Pada kesempatan berikutnya, Ryujin sudah tidak pernah bisa berpapasan dengan Jeno lagi. Bukan kebetulan yang aneh, karena kejadian itu pun bukan suatu kebetulan.

Jika Ryujin melihat Jeno dari kejauhan, praktis seluruh anggota tubuhnya membimbingnya untuk berbalik dan berjalan ke arah yang berlawanan. Dengan demikian, Ryujin tidak pernah lagi melihat Jeno dari jarak dekat-kecuali hanya selama satu atau dua detik dalam sebuah kecelakaan yang tidak disengaja, sebelum akhirnya dia sadar kalau ada Jeno sedang berada di sekitarnya.

Dan tentu saja, dengan berbagai macam alasan brilian yang muncul di otaknya saat itu, ia akan segera pergi menjauh. Sejauh-jauhnya.

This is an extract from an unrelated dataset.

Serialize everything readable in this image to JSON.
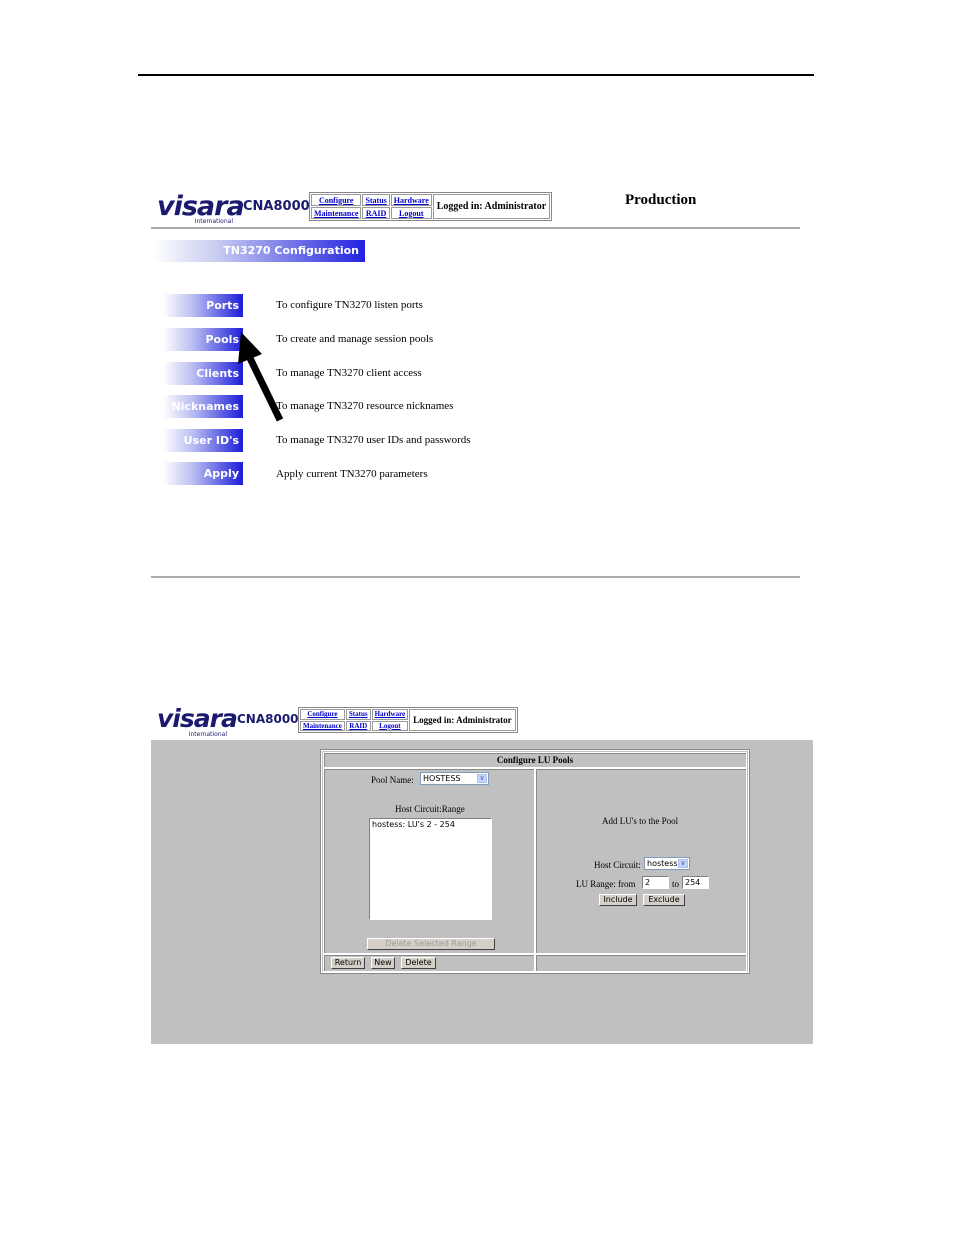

Kafetaria adalah perangkap kematian untuknya. Jam makan siang menjadi saat-saat yang paling tidak ditunggu-tunggunya sekarang, karena setiap jam makan siang para The Lady Witches akan memesan kursi paling awal dan keluar dari kafetaria paling akhir, menghabiskan makanan dengan selambat-lambatnya agar bisa memakai tempat itu selama mungkin-setiap hari. Sebenarnya tujuan mereka itu hanya satu.
Mereka menanti selama itu karena ingin melihat Jeno di kafetaria lalu menghabiskan sepanjang sisa jam makan siang itu untuk membicarakan, mengamati, dan mengagumi anak laki-laki itu.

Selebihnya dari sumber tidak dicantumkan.